Many thanks to Scarlett Parrish, whose hot menage By the Book was published by Loose Id.

And much appreciation for the feedback from Stacia Kane, who’s been published through both Ellora’s Cave and Del Rey – I enjoyed her urban fantasy Unholy Ghosts.


5 comments:

LM Preston said...

I'd say do research by looking at the pricing, distribution, covers and other authors supported at the small press. Can they really help you sell your book? Will they pay you?

ralfast said...

Do you recommend small print presses for novella's and short story collections?

Marian Perera said...

LM - Thanks for mentioning cover art - that's another good way to tell which press has experienced professionals.

Ralfast - I'd say the same criteria apply. If you can get it accepted by the major publishers, try them first.

But if the novella is something appealing to a niche audience, or you don't have an agent, there are small presses which would do a good job. Last I saw of Ellora's Cave, they were looking for contributions to an anthology called Oh Canada. I really liked the sound of that.

Maria Zannini said...

I agree about the cover art. Since it's the first thing that draws people, I want it to be uber professional.
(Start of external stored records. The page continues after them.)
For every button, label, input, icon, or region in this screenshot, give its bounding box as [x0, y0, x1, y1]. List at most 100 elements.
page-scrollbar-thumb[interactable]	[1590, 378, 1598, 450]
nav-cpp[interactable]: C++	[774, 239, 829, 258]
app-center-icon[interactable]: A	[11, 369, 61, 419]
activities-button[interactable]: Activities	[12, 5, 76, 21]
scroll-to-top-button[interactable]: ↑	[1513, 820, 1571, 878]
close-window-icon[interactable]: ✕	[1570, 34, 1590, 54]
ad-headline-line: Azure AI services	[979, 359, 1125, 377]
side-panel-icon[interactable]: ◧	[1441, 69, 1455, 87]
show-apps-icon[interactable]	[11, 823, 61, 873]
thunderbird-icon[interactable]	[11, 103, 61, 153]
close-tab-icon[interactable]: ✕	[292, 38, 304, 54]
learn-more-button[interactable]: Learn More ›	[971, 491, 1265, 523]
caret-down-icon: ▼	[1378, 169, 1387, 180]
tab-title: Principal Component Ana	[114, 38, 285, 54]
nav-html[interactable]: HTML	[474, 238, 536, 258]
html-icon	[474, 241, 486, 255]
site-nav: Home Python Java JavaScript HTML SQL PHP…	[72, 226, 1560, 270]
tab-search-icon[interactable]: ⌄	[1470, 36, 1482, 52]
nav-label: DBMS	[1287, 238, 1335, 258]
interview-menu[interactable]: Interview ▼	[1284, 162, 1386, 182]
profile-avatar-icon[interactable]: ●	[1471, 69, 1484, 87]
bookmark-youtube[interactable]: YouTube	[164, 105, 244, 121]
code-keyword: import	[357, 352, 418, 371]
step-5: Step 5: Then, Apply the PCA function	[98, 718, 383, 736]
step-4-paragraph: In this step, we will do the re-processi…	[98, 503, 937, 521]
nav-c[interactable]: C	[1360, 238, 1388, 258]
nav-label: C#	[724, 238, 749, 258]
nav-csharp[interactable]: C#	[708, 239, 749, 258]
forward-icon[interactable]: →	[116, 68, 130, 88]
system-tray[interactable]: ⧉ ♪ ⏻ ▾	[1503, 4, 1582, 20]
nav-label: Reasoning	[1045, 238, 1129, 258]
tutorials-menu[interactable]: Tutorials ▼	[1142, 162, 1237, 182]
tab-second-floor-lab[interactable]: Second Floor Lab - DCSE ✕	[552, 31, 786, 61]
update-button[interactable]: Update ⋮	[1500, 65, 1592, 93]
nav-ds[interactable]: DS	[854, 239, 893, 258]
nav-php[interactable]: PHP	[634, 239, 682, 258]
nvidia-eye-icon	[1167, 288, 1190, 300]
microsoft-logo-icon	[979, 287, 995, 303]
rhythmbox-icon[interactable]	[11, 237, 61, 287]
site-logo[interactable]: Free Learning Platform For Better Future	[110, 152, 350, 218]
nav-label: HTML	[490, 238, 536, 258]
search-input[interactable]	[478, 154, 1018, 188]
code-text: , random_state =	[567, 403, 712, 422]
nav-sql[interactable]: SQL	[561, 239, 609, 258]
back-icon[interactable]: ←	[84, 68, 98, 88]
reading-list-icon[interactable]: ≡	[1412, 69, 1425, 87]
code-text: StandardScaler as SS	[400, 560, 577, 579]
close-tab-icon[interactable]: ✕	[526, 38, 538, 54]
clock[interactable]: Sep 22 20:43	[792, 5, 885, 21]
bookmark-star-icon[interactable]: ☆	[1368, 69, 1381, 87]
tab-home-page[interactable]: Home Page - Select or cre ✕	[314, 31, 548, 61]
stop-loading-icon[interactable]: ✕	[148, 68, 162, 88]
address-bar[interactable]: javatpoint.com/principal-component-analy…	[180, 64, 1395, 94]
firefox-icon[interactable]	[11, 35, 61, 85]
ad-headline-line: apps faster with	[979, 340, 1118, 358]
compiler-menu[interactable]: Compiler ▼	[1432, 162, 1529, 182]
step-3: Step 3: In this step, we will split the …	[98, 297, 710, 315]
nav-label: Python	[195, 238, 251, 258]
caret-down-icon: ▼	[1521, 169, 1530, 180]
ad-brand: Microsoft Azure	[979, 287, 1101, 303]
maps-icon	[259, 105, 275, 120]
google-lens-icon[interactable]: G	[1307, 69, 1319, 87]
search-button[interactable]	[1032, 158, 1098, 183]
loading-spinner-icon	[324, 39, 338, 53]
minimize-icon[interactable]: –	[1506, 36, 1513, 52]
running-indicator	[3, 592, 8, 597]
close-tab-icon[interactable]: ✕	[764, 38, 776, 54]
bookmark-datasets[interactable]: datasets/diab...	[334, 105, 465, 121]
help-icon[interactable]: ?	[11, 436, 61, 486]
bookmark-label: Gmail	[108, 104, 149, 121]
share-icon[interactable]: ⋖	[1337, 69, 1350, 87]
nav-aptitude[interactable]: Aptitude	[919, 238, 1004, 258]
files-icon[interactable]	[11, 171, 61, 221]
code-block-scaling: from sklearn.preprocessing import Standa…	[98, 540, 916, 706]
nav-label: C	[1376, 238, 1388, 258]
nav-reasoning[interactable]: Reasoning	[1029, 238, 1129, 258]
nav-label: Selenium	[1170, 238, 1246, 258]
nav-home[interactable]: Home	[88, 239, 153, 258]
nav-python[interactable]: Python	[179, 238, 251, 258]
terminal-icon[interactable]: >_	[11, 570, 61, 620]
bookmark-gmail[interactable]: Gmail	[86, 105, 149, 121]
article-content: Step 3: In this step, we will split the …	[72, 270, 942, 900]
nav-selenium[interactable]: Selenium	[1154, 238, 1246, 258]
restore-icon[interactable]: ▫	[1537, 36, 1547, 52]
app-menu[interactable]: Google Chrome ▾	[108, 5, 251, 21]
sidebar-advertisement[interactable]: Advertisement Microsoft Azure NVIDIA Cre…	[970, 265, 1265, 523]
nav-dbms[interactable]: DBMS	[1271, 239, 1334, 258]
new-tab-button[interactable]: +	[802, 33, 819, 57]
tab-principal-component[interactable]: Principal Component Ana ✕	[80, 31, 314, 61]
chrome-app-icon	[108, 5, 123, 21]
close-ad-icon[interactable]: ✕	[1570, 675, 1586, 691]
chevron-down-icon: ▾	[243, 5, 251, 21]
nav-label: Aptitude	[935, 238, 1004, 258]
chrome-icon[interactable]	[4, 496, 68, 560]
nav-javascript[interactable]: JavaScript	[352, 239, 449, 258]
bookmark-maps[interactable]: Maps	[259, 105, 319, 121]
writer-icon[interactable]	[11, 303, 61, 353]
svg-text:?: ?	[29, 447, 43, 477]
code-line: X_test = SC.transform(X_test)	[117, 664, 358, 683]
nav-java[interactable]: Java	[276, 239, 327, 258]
Talking to authors who've been published with the presses you'd like to submit to is a good way to get the inside scoop, but please do it in private. You'll get more information, and hopefully more honesty.

Marian Perera said...

Maria - Yes, cover art is major. And often it's not what looks most artistic (e.g. flourishy fonts) but what's clear from a short distance, distinctive and uncluttered.

A fun experiment would be to show professionally executed and poorly done covers to readers, and see which ones they prefer (as long as the covers showed the same thing - e.g. two people, landscape scene, etc - that variable could be kept more or less constant). The subjects might not be able to articulate why they like or don't like something, but their feedback would still be very useful.

I'd also suggest talking to authors who have been with the press for a year or more. Someone who's just signed up might still be in the honeymoon stage.